And so, simply as a wake-up call to any intelligence that might be here, they occasionally “ping” Earth with a short flash of laser light – the kind of signal that any technically competent species could recognize as artificial and deliberate.

Such pinprick light flashes could be routinely dotting the heavens today, but we wouldn’t know. Most telescopes are insensitive to short light pulses, and in any case are focused on tiny patches of the sky. We would no more be aware of such signals than Columbus was of Jupiter’s moons, despite the fact that they were in plain sight.

Plain, that is, with the right equipment.


The SETI Institute has developed an instrument that, at relatively low cost, could continuously survey the entire night sky for brief laser pulses. This is completely unlike the optical SETI efforts that have been made in the past, and continue to be made today: experiments that use sensitive photomultiplier detectors, but are limited to one star system at a time. That’s akin to a radio SETI search able to only monitor a single frequency channel. Extremely limited.

However, the Institute’s new Laser SETI instrument is not constrained in this way – it can look everywhere simultaneously. The technology has been prototyped and subjected to preliminary tests, and consists of a robust assembly of straightforward optical and mechanical components. It can be easily and inexpensively) replicated.

A handful of these devices could be used as an observing station with truly all-sky coverage. By installing such stations at 6 – 8 locations around the globe, both hemispheres of the night sky could be continually monitored. This is the gold standard for a SETI experiment – all-sky, all the time.
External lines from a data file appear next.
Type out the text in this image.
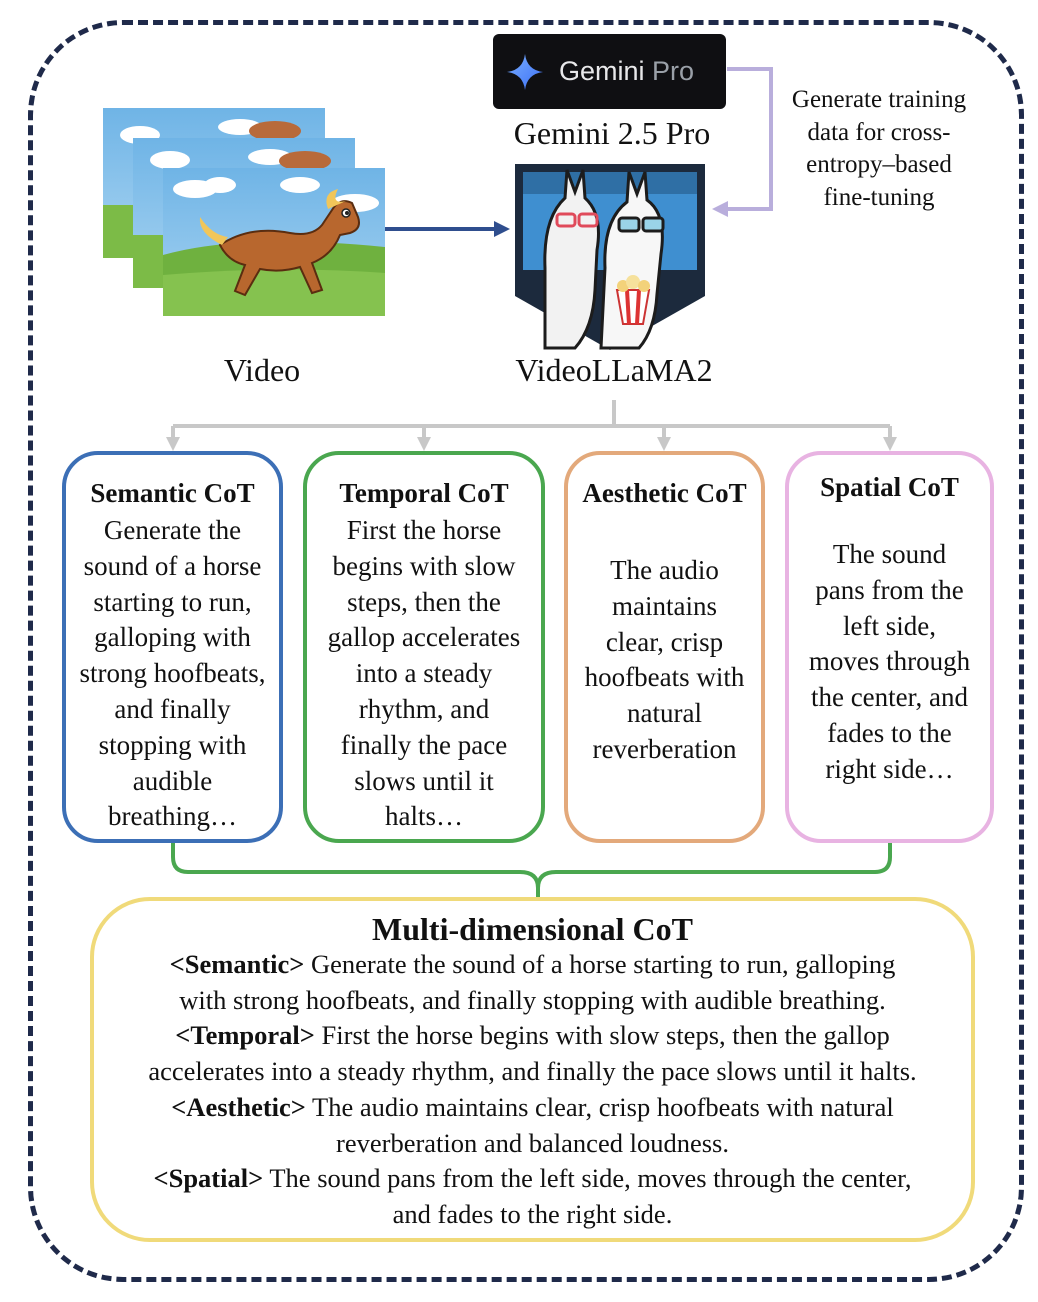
Video
Gemini Pro
Gemini 2.5 Pro
Generate training
data for cross-
entropy–based
fine-tuning
VideoLLaMA2
Semantic CoT

Generate the
sound of a horse
starting to run,
galloping with
strong hoofbeats,
and finally
stopping with
audible
breathing…

Temporal CoT

First the horse
begins with slow
steps, then the
gallop accelerates
into a steady
rhythm, and
finally the pace
slows until it
halts…

Aesthetic CoT

The audio
maintains
clear, crisp
hoofbeats with
natural
reverberation

Spatial CoT

The sound
pans from the
left side,
moves through
the center, and
fades to the
right side…

Multi-dimensional CoT

<Semantic> Generate the sound of a horse starting to run, galloping

with strong hoofbeats, and finally stopping with audible breathing.

<Temporal> First the horse begins with slow steps, then the gallop

accelerates into a steady rhythm, and finally the pace slows until it halts.

<Aesthetic> The audio maintains clear, crisp hoofbeats with natural

reverberation and balanced loudness.

<Spatial> The sound pans from the left side, moves through the center,

and fades to the right side.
Laser SETI would cover approximately 200,000 times as much of the heavens as any previous optical SETI effort. This is not an incremental improvement on current experiments, but a major leap.

The next step in making this substantial advance is to complete the instrument design, do real-world testing, and then finalize the logistics for manufacture and deployment.

The possible presence of occasional flashes of light in the sky is both plausible and exciting. We should look for them. The Laser SETI campaign will offer us the chance to do so.